PBPC Calls on Legislature to Raise Additional Revenue to Bridge Budget Gap
September 18, 2009
Pennsylvania Budget and Policy Center Director Sharon Ward sent the following letter to members of the General Assembly today regarding the state budget:
Dear members of the Pennsylvania General Assembly:
With details regarding the purported budget agreement coming out in the press, we are concerned about crafting a plan that is too reliant on one-time revenues and transfers from other funds. To ensure a sustainable and responsible budget plan, Pennsylvania needs to consider additional recurring revenue to help bridge the current funding gap. The use of recurring revenue helps not only to solve fiscal problems in 2009-10, but in future years.
We urge the Legislature to enact two taxes that not only provide recurring, sustainable revenue for the state, but also make good public policy sense for Pennsylvanians.
1. Enacting an excise tax on smokeless tobacco, cigars, and other tobacco products can benefit Pennsylvania in multiple ways. As is the case with increasing cigarette taxes, levying a tax on other tobacco products would discourage young people from starting to use the products. It would help eliminate the price differential between cigarettes, which are subject to tax, and other harmful products which escape taxation. The revenues produced would be predictable and slowly declining over time – much like the state’s cigarette tax.
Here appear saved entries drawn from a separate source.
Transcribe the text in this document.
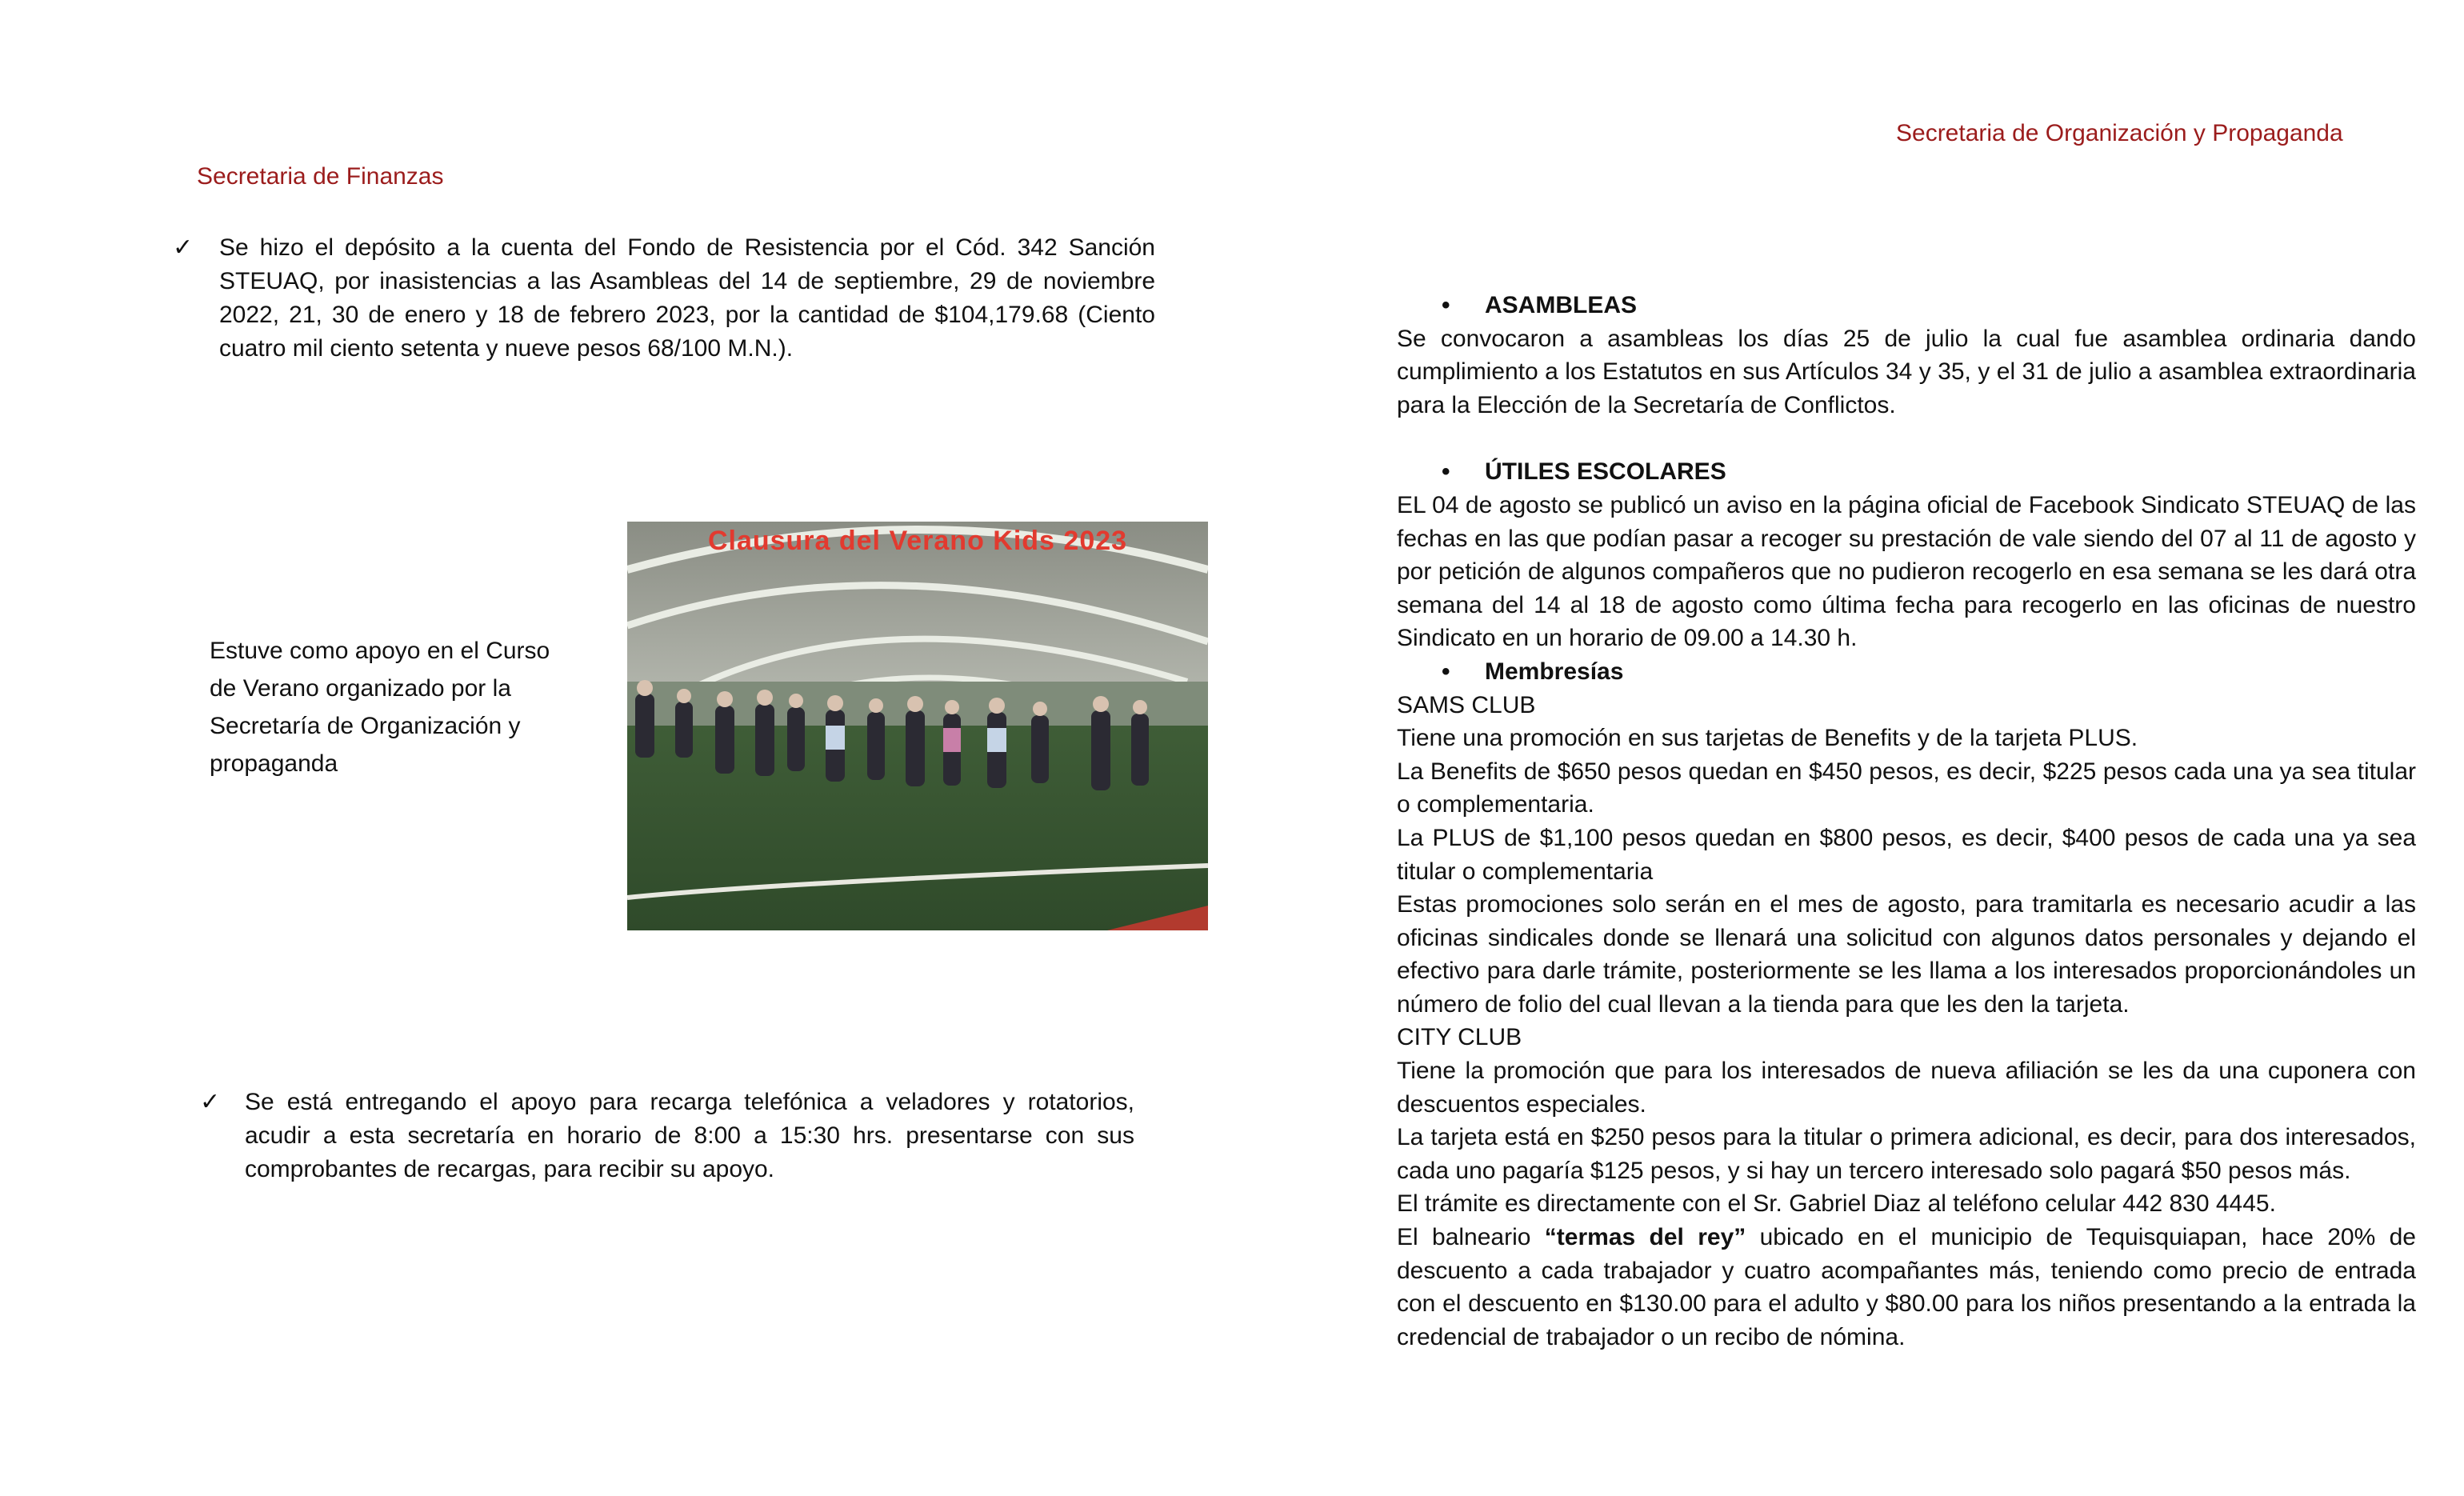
Secretaria de Finanzas
✓ Se hizo el depósito a la cuenta del Fondo de Resistencia por el Cód. 342 Sanción STEUAQ, por inasistencias a las Asambleas del 14 de septiembre, 29 de noviembre 2022, 21, 30 de enero y 18 de febrero 2023, por la cantidad de $104,179.68 (Ciento cuatro mil ciento setenta y nueve pesos 68/100 M.N.).
Estuve como apoyo en el Curso de Verano organizado por la Secretaría de Organización y propaganda
Clausura del Verano Kids 2023
✓ Se está entregando el apoyo para recarga telefónica a veladores y rotatorios, acudir a esta secretaría en horario de 8:00 a 15:30 hrs. presentarse con sus comprobantes de recargas, para recibir su apoyo.
Secretaria de Organización y Propaganda

• ASAMBLEAS

Se convocaron a asambleas los días 25 de julio la cual fue asamblea ordinaria dando cumplimiento a los Estatutos en sus Artículos 34 y 35, y el 31 de julio a asamblea extraordinaria para la Elección de la Secretaría de Conflictos.

• ÚTILES ESCOLARES

EL 04 de agosto se publicó un aviso en la página oficial de Facebook Sindicato STEUAQ de las fechas en las que podían pasar a recoger su prestación de vale siendo del 07 al 11 de agosto y por petición de algunos compañeros que no pudieron recogerlo en esa semana se les dará otra semana del 14 al 18 de agosto como última fecha para recogerlo en las oficinas de nuestro Sindicato en un horario de 09.00 a 14.30 h.

• Membresías

SAMS CLUB

Tiene una promoción en sus tarjetas de Benefits y de la tarjeta PLUS.

La Benefits de $650 pesos quedan en $450 pesos, es decir, $225 pesos cada una ya sea titular o complementaria.

La PLUS de $1,100 pesos quedan en $800 pesos, es decir, $400 pesos de cada una ya sea titular o complementaria

Estas promociones solo serán en el mes de agosto, para tramitarla es necesario acudir a las oficinas sindicales donde se llenará una solicitud con algunos datos personales y dejando el efectivo para darle trámite, posteriormente se les llama a los interesados proporcionándoles un número de folio del cual llevan a la tienda para que les den la tarjeta.

CITY CLUB

Tiene la promoción que para los interesados de nueva afiliación se les da una cuponera con descuentos especiales.

La tarjeta está en $250 pesos para la titular o primera adicional, es decir, para dos interesados, cada uno pagaría $125 pesos, y si hay un tercero interesado solo pagará $50 pesos más.

El trámite es directamente con el Sr. Gabriel Diaz al teléfono celular 442 830 4445.

El balneario “termas del rey” ubicado en el municipio de Tequisquiapan, hace 20% de descuento a cada trabajador y cuatro acompañantes más, teniendo como precio de entrada con el descuento en $130.00 para el adulto y $80.00 para los niños presentando a la entrada la credencial de trabajador o un recibo de nómina.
Pennsylvania is the only state in the nation without such a tax.
2. Pennsylvania could join other energy producing states and enact a severance tax on natural gas extraction. A severance tax would not only provide needed revenue for the state, it also ensure that state and local governments would be reimbursed for infrastructure, environmental, and social costs associated with increased drilling activity. The natural gas industry is very familiar with severance taxes, as they are extremely common, being levied in 13 of 14 states with greater natural gas production than Pennsylvania. In those states, the tax has done little to discourage extraction activities. Adding the tax now would reduce uncertainly for producers as they determine their cost structure for developing the Marcellus Shale. While the deflated market price would limit tax collections in 2009-10, analysts expect both price and demand for natural gas to increase as the recession recedes. In fact, drilling in Pennsylvania has accelerated, despite low market prices and the recession. Within five years, tax collections from a severance tax are likely to exceed $300 million per year.
The enactment of these two focused taxes is the fiscally responsible thing to do. It would help Pennsylvania correct its structural deficit at a time when both employment and consumption are restrained. They would also assist lawmakers in balancing future budgets and avoid haphazard mid-year service cuts. Finally, the taxes could help limit the “rob Peter to pay Paul” practice of emptying out other state funds, placing the onus of funding the MCARE tail or catastrophic loss claims on all Pennsylvania taxpayers.